Studies show that if a driver buckles up, 95 percent of the time a child is restrained too. If an adult does not buckle up, Runge said, the frequency of children doing so is reduced to 75 percent.

Dr. Marilyn Bull, Director of Developmental Pediatrics at Riley Hospital for Children, called auto accidents the leading preventable cause of disabilities in children. She encouraged legislators to close the loophole in Indiana’s seat belt law.

Bull expressed particular concern about children riding in the bed of pickup trucks. The NHTSA reports that more than 100 children and teens die each year as a result of riding in cargo areas of pickup trucks.

Supporters of the change emphasized that pickup trucks and SUV’s have become a vehicle of choice among many teens. According to the NHTSA, teens have a higher fatality rate in motor vehicle crashes than any other age group, and a key reason is their lower safety belt use rate. This is also a group that, if required by law, will likely comply, safety officials said.

There was concern among committee members whether the bill as written would make it illegal to ride in the bed of a pickup truck. SB 40 states that each occupant of a motor vehicle equipped with a safety belt that meets the standards stated in the Federal Motor Vehicle Standard No. 208 and was standard equipment installed by the manufacturer shall have a safety belt properly fastened about the occupants body at all times when the vehicle is in forward motion.
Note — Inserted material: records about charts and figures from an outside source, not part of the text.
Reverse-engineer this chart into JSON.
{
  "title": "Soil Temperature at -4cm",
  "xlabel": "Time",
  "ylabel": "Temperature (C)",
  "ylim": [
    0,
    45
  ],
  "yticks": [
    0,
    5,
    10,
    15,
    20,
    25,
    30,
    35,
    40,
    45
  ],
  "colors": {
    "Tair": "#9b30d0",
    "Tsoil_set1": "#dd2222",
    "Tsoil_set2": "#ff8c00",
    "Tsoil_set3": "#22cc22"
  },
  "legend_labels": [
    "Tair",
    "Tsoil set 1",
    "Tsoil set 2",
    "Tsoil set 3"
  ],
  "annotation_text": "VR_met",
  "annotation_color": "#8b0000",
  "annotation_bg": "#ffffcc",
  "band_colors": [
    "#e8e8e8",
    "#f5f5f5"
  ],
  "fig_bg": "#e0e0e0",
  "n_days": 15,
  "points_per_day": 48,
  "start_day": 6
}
Some argued that if belts weren’t available, as in truck beds, the proposed law wouldn’t require their use.

Wyss said that he would work with attorneys to determine if the language needed to be amended. If so, he said, he would take action when the bill is heard before the full Senate. Preventing passengers from riding in the beds of pickup trucks is a primary goal of the bill, he added.

Other supporters of the change included law enforcement, insurance companies, and student groups. The Indiana Farm Bureau spoke in support of a mandatory seat belt law that includes pickup trucks.

Frequently, the victims of fatal accidents are young men in rural communities, often they are members or sons of members whose vehicle of choice is a pickup, said Robert Kraft, the Indiana Farm Bureau director of government relations.

The groups position reflects a recognition that pickups have become passenger vehicles and are no longer strictly work vehicles as they once were, Kraft said.

In 2002, 93,424 citations for seat belt violations and 3,053 for child restraint violations were issued by the state. The Legislative Services Agency estimated that the number of vehicles subject to seat belt use will increase by 40 percent if this proposal becomes law.

Some members of the committee questioned whether members of the public would see mandating seat belt use for all as a violation of their constitutional rights.

If you are transporting children, you have a moral mandate to keep the kids safe, Runge replied. Driving on public highways is a public exercise, so is going to hospitals supported with public funds. The question becomes where does one persons right not to wear a seat belt exceed another’s right to travel roads unimpeded by fatal accidents that close highways, or to have affordable insurance, he added.

Several on the committee expressed hesitation but voted in favor of the proposal. Sen. Robert Jackman, R-Milroy, cast the only opposing vote.